Diagnosis And Treatment Of Preterm Labor

The methods for the diagnosis and treatment of preterm labor are based on an inadequate literature that is compromised not only by the oft-cited paucity of well-designed and adequately powered clinical trials but also, even more, by an incomplete understanding of the sequence and timing of events that precede clinical evidence of preterm labor, such as progressive cervical dilatation and ruptured membranes. Because the progression from subclinical preterm parturition to overt preterm labor is often gradual, standard criteria for the diagnosis of preterm labor (uterine contractions accompanied by cervical change) lack precision. Consequently, preterm labor is often overdiagnosed so that women with frequent contractions who are not in labor are enrolled in studies of tocolytic drugs (King et al., 1988). Women treated to prevent or arrest preterm labor may therefore have been treated successfully or may not have required treatment at all. The true result of treatment is known with confidence only for those whose treatment was unsuccessful.

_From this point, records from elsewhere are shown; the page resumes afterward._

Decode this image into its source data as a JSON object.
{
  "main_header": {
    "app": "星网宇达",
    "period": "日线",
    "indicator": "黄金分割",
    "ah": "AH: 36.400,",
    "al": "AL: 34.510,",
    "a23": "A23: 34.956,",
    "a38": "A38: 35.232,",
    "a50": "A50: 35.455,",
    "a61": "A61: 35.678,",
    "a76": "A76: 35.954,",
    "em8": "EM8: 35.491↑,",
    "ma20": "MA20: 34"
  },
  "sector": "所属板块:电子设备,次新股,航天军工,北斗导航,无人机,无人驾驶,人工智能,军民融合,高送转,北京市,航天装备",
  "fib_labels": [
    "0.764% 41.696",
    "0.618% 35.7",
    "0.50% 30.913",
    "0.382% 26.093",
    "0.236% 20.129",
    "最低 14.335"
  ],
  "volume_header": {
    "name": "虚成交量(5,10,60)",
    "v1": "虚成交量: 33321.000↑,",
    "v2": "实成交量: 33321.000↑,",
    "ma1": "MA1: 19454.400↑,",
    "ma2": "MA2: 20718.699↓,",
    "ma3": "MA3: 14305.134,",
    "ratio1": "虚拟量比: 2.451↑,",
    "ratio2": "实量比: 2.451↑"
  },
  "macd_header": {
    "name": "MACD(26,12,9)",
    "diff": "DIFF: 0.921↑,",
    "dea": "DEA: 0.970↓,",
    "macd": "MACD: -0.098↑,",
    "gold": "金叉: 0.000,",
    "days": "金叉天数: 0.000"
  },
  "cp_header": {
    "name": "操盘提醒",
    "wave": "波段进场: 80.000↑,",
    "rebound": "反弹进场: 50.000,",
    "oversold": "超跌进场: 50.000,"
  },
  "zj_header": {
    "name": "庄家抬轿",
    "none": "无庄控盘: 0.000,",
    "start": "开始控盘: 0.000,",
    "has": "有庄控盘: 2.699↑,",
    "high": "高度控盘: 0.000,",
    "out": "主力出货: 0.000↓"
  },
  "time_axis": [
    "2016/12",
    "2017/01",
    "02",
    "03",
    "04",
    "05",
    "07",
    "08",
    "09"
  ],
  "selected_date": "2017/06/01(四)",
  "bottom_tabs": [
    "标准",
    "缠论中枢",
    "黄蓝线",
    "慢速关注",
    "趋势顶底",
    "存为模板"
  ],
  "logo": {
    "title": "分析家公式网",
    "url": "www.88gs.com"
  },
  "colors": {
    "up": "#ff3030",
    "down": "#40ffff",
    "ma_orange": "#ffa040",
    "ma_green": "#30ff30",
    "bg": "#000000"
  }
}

Useful studies of methods for the prevention or arrest of preterm labor therefore depend on the development of more accurate methods for the diagnosis of preterm labor. The current uncertainty is reflected by the division of clinicians into two camps: those who believe that nothing works and others who claim great success with various interventions. The truth likely falls somewhere in between but will emerge only if additional resources are devoted to improving the means of diagnosis of preterm labor.